Ce magistrat a rendu compte des plaidoiries dans le délibéré de la cour, composée de :
Madame Marie-Bénédicte JACQUET, conseillère, faisant fonction de présidente
Madame Charlotte MASQUART, conseillère,
Madame Julie MOUTY TARDIEU, conseillère,
Greffière, lors des débats et du prononcé : Madame Mélissa ESCARPIT,
EXPOSE DU LITIGE
Monsieur [R] [T], employé en qualité d’assistant chef de chantier par la société [11] (la société) depuis le 1er janvier 2006 a souscrit le 18 mars 2019 auprès de la [6] (la caisse) deux déclarations de maladies professionnelles au titre d’une rupture du supra épineux des épaules droite et gauche.
Le certificat médical initial établi le 15 mars 2019 par le docteur [B] [I] mentionne :
'Je soussignée Docteur [I] [B], certifie que monsieur [T] [R], justifie d’une demande de maladie professionnelle dans un contexte de lésion des deux épaules avec douleurs inflammatoires et perte de mobilité majeure.

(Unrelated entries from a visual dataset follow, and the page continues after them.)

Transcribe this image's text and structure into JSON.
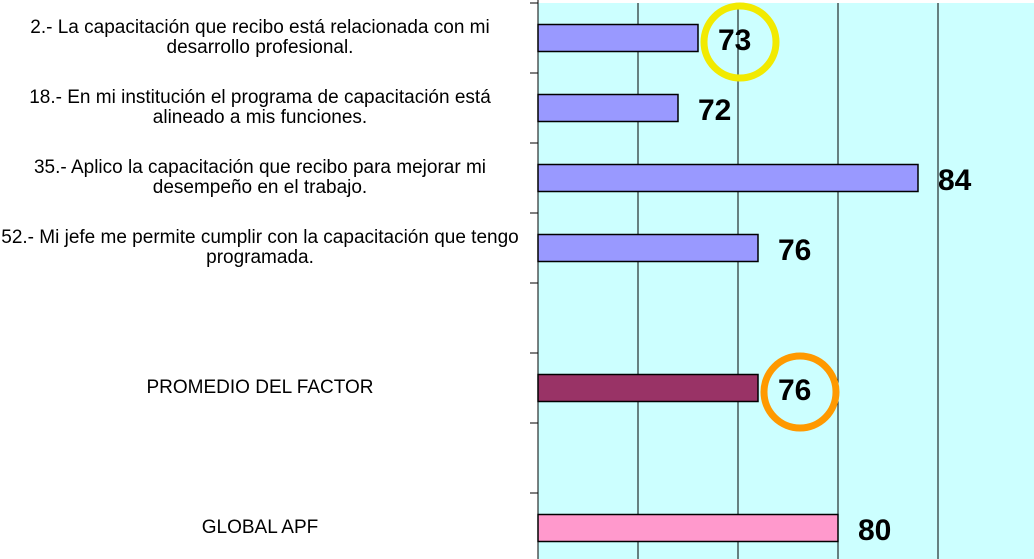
{
  "chart_data": {
    "type": "hbar",
    "categories": [
      "2.- La capacitación que recibo está relacionada con mi desarrollo profesional.",
      "18.- En mi institución el programa de capacitación está alineado a mis funciones.",
      "35.- Aplico la capacitación que recibo para mejorar mi desempeño en el trabajo.",
      "52.- Mi jefe me permite cumplir con la capacitación que tengo programada.",
      null,
      "PROMEDIO DEL FACTOR",
      null,
      "GLOBAL APF"
    ],
    "values": [
      73,
      72,
      84,
      76,
      null,
      76,
      null,
      80
    ],
    "colors": [
      "#9999ff",
      "#9999ff",
      "#9999ff",
      "#9999ff",
      null,
      "#993366",
      null,
      "#ff99cc"
    ],
    "circle_colors": [
      "#f2ea00",
      null,
      null,
      null,
      null,
      "#ff9900",
      null,
      null
    ],
    "xlim": [
      65,
      90
    ],
    "xticks": [
      65,
      70,
      75,
      80,
      85,
      90
    ],
    "grid": true,
    "plot_background": "#ccffff"
  }
}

L’IRM confirme une rupture du supra épineux stade 2 bilatérale/une intervention sur l’épaule droite est prévue en juin 2019(…).'
Après instruction, le 14 novembre 2019, la caisse a pris en charge la pathologie de M. [U] sur le fondement du tableau n°57 A des maladies professionnelles.
Le 5 novembre 2020, la Société a saisi la commission de recours amiable (ci-après '[8]') afin de contester l’opposabilité de la décision de prise en charge de la Caisse puis le pôle social du tribunal judiciaire de Versailles.

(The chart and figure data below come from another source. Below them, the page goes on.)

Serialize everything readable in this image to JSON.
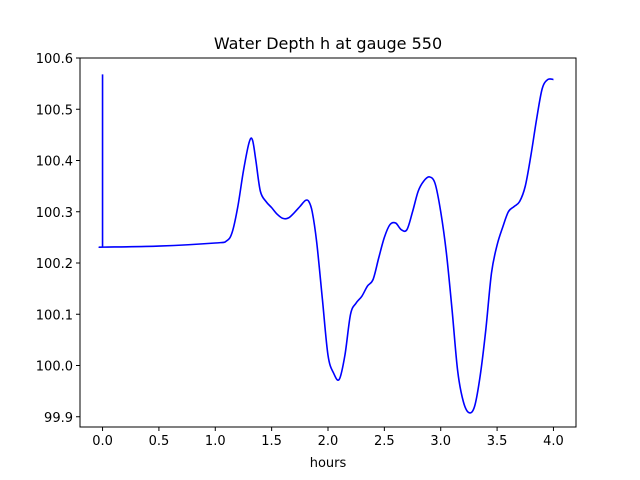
{
  "chart_data": {
    "type": "line",
    "title": "Water Depth h at gauge 550",
    "xlabel": "hours",
    "ylabel": "",
    "xlim": [
      -0.2,
      4.2
    ],
    "ylim": [
      99.88,
      100.6
    ],
    "xticks": [
      0.0,
      0.5,
      1.0,
      1.5,
      2.0,
      2.5,
      3.0,
      3.5,
      4.0
    ],
    "xtick_labels": [
      "0.0",
      "0.5",
      "1.0",
      "1.5",
      "2.0",
      "2.5",
      "3.0",
      "3.5",
      "4.0"
    ],
    "yticks": [
      99.9,
      100.0,
      100.1,
      100.2,
      100.3,
      100.4,
      100.5,
      100.6
    ],
    "ytick_labels": [
      "99.9",
      "100.0",
      "100.1",
      "100.2",
      "100.3",
      "100.4",
      "100.5",
      "100.6"
    ],
    "grid": false,
    "series": [
      {
        "color": "#0000ff",
        "x": [
          0.0,
          0.0,
          0.01,
          0.5,
          1.0,
          1.1,
          1.15,
          1.2,
          1.25,
          1.3,
          1.33,
          1.36,
          1.4,
          1.45,
          1.5,
          1.55,
          1.6,
          1.65,
          1.7,
          1.75,
          1.8,
          1.83,
          1.86,
          1.9,
          1.95,
          2.0,
          2.05,
          2.1,
          2.15,
          2.2,
          2.25,
          2.3,
          2.35,
          2.4,
          2.45,
          2.5,
          2.55,
          2.6,
          2.65,
          2.7,
          2.75,
          2.8,
          2.85,
          2.9,
          2.95,
          3.0,
          3.05,
          3.1,
          3.15,
          3.2,
          3.25,
          3.3,
          3.35,
          3.4,
          3.45,
          3.5,
          3.55,
          3.6,
          3.65,
          3.7,
          3.75,
          3.8,
          3.85,
          3.9,
          3.95,
          4.0
        ],
        "y": [
          100.568,
          100.231,
          100.231,
          100.233,
          100.239,
          100.243,
          100.26,
          100.31,
          100.38,
          100.435,
          100.44,
          100.4,
          100.34,
          100.32,
          100.308,
          100.295,
          100.287,
          100.288,
          100.298,
          100.31,
          100.322,
          100.32,
          100.3,
          100.24,
          100.13,
          100.02,
          99.985,
          99.973,
          100.02,
          100.1,
          100.122,
          100.135,
          100.155,
          100.168,
          100.21,
          100.25,
          100.275,
          100.278,
          100.265,
          100.265,
          100.3,
          100.34,
          100.36,
          100.368,
          100.355,
          100.3,
          100.22,
          100.11,
          99.99,
          99.93,
          99.908,
          99.92,
          99.98,
          100.07,
          100.18,
          100.235,
          100.27,
          100.3,
          100.31,
          100.32,
          100.35,
          100.41,
          100.48,
          100.54,
          100.558,
          100.558
        ]
      }
    ]
  }
}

Par un jugement contradictoire en date du 25 mai 2023, le pôle social du tribunal judiciaire de Versailles a :
— ordonné la jonction des procédures référencées sous les numéros de RG 20/01272 et 20/01286,
— pris acte du désistement de la société de ses demandes en inopposabilité des arrêts de travail et soins prescrits à monsieur [T] et de mise en oeuvre d’une expertise médicale,
— débouté la société de l’ensemble de ses demandes,
— déclaré opposables à la société les deux décisions de la [7] du 14 novembre 2019 de prise en charge des deux maladies professionnelles de M. [T],
— débouté la société de sa demande fondée sur l’article 700 du code de procédure civile;
— condamné la société à payer à la [7] la somme de 1 000 euros sur le fondement de l’article 700 du code de procédure civile,
— condamné la société aux dépens.
Par une déclaration reçue au greffe le 6 juillet 2023 la société a interjeté appel et les parties ont été convoquées à l’audience du 25 mars 2025.

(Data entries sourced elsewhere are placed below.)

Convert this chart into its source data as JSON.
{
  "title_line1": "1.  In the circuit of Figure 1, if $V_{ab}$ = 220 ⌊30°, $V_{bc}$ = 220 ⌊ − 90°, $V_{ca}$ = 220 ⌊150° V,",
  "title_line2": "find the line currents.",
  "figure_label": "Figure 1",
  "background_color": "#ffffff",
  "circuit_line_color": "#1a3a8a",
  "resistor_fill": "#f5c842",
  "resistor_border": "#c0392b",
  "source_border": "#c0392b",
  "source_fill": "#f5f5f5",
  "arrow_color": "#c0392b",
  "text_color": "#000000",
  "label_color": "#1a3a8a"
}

Par conclusions écrites et soutenues à l’audience, la société demande à la cour :
— d’infirmer le jugement du tribunal judiciaire de Versailles le 25 mai 2023 en ce qu’il a débouté la société de sa demande d’inopposabilité à son encontre des décisions de prise en charge au titre de la législation professionnelle, par la [7] des maladies déclarées par M. [T] au titre de l’épaule gauche et de l’épaule droite.
Statuant à nouveau :
— de déclarer inopposables à la société les deux décisions de prise en charge, au titre de la législation professionnelle par la caisse des maladies déclarées par M. [T] au titre de l’épaule gauche et de l’épaule droite,
— de condamner la [5] à payer à la société [11] la somme de 2500 euros au titre de l’article 700 du code de procédure civile,
— condamner la caisse aux dépens.
Par conclusions écrites et soutenues à l’audience, la caisse demande à la cour de confirmer le jugement entrepris, de rejeter la demande de la société au titre de l’article 700 du code de procédure civile et de condamner la société à lui payer la somme de 3 000 euros au titre de l’article 700 du code de procédure civile.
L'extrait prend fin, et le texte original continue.